When the examination was over, Mrs P. called us to the table, where there was coffee and a delicious spread of little cakes. Hungrily, hummingly, Dr P. started on the cakes. Swiftly, fluently, unthinkingly, melodiously, he pulled the plates towards him, and took this and that, in a great gurgling stream, an edible song of food, until, suddenly, there came an interruption: a loud, peremptory rat-ta-tat at the door. Startled, taken aback, arrested, by the interruption, Dr P. stopped eating, and sat frozen, motionless, at the table, with an indifferent, blind, bewilderment on his face. He saw, but no longer saw, the table; no longer perceived it as a table laden with cakes. His wife poured him some coffee: the smell titillated his nose, and brought him back to reality. The melody of eating resumed.
How does he do anything, I wondered to myself? What happens when he’s dressing, goes to the lavatory, has a bath? I followed his wife into the kitchen and asked her how, for instance, he managed to dress himself.

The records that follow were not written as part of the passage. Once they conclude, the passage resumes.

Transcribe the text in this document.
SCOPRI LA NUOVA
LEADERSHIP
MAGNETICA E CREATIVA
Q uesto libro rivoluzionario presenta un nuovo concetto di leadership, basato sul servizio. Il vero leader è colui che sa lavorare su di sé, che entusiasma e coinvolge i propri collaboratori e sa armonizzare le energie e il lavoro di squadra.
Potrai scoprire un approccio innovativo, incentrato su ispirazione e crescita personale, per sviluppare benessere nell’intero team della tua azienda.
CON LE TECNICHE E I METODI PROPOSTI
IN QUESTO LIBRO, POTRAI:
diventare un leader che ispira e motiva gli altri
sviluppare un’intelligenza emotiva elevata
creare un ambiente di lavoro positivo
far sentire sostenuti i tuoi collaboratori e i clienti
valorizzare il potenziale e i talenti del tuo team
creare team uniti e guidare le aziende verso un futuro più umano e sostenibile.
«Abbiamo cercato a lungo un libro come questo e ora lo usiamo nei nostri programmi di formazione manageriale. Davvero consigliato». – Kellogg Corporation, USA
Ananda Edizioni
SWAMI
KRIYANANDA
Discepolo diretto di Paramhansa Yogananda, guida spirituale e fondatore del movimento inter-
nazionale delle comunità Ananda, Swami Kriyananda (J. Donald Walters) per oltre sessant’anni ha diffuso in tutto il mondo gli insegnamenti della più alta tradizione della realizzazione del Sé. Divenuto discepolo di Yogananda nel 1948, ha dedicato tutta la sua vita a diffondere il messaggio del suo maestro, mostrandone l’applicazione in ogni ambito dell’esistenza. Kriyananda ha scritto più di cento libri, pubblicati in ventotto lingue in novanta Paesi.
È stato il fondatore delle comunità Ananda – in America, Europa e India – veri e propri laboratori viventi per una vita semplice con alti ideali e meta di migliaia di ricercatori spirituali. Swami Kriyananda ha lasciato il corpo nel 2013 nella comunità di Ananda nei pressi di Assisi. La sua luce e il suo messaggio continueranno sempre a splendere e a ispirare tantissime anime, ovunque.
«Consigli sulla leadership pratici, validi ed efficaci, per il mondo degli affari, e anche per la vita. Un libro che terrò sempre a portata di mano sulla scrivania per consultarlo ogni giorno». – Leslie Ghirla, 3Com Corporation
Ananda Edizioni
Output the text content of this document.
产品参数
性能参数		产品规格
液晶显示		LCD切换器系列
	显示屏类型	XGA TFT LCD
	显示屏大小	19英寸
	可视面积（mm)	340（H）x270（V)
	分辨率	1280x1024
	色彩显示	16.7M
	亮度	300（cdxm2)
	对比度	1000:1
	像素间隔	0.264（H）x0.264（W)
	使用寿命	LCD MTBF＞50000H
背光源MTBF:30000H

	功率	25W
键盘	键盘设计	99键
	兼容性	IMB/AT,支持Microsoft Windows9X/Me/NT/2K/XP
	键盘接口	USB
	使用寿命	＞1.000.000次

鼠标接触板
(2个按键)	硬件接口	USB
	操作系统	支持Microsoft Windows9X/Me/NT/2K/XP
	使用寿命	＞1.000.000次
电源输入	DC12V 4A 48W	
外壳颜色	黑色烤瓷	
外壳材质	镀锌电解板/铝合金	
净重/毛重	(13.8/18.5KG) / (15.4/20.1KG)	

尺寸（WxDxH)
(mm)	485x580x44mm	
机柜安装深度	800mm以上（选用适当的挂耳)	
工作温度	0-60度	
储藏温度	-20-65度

‘It’s just like the eating,’ she explained. ‘I put his usual clothes out, in all the usual places, and he dresses without difficulty, singing to himself. He does everything singing to himself. But if he is interrupted and loses the thread, he comes to a complete stop, doesn’t know his clothes – or his own body. He sings all the time – eating songs, dressing songs, bathing songs, everything. He can’t do anything unless he makes it a song.’
We returned to the great music-room, with the Bosendorfer in the centre, and Dr P. humming the last torte. ‘Well, Doctor Sacks,’ he said to me. ‘You find me an interesting “case”, I perceive. Can you tell me what you find wrong, make recommendations?’
I can’t tell you what I find wrong,’ I replied, ‘but I’ll say what I find right. You are a wonderful musician, and music is your life. What I would prescribe, in a “case” such as yours, is a life which consists entirely of music. Music has been the centre, now make it the whole of your life.’
This was four years ago. I never saw him again. But I often wondered how he apprehended the world, given his loss of image and visuality and the perfect preservation of his musicality. I think that music for him had taken the place of image: he had no body image – he had body music. This is why he could move and act as fluently as he did, but came to a total stop if the ‘inner musk’ stopped. In The World as Will and Representation Schopenhauer speaks of music as pure will. How fascinated he would have been by Dr P., a man who had wholly lost the world as representation but wholly preserved it as music, or will. And this, mercifully, held to the end, for despite the gradual advance of the disease – a massive tumour or degenerative process in the visual parts of his brain – Dr P. lived and taught music to the last days of his life.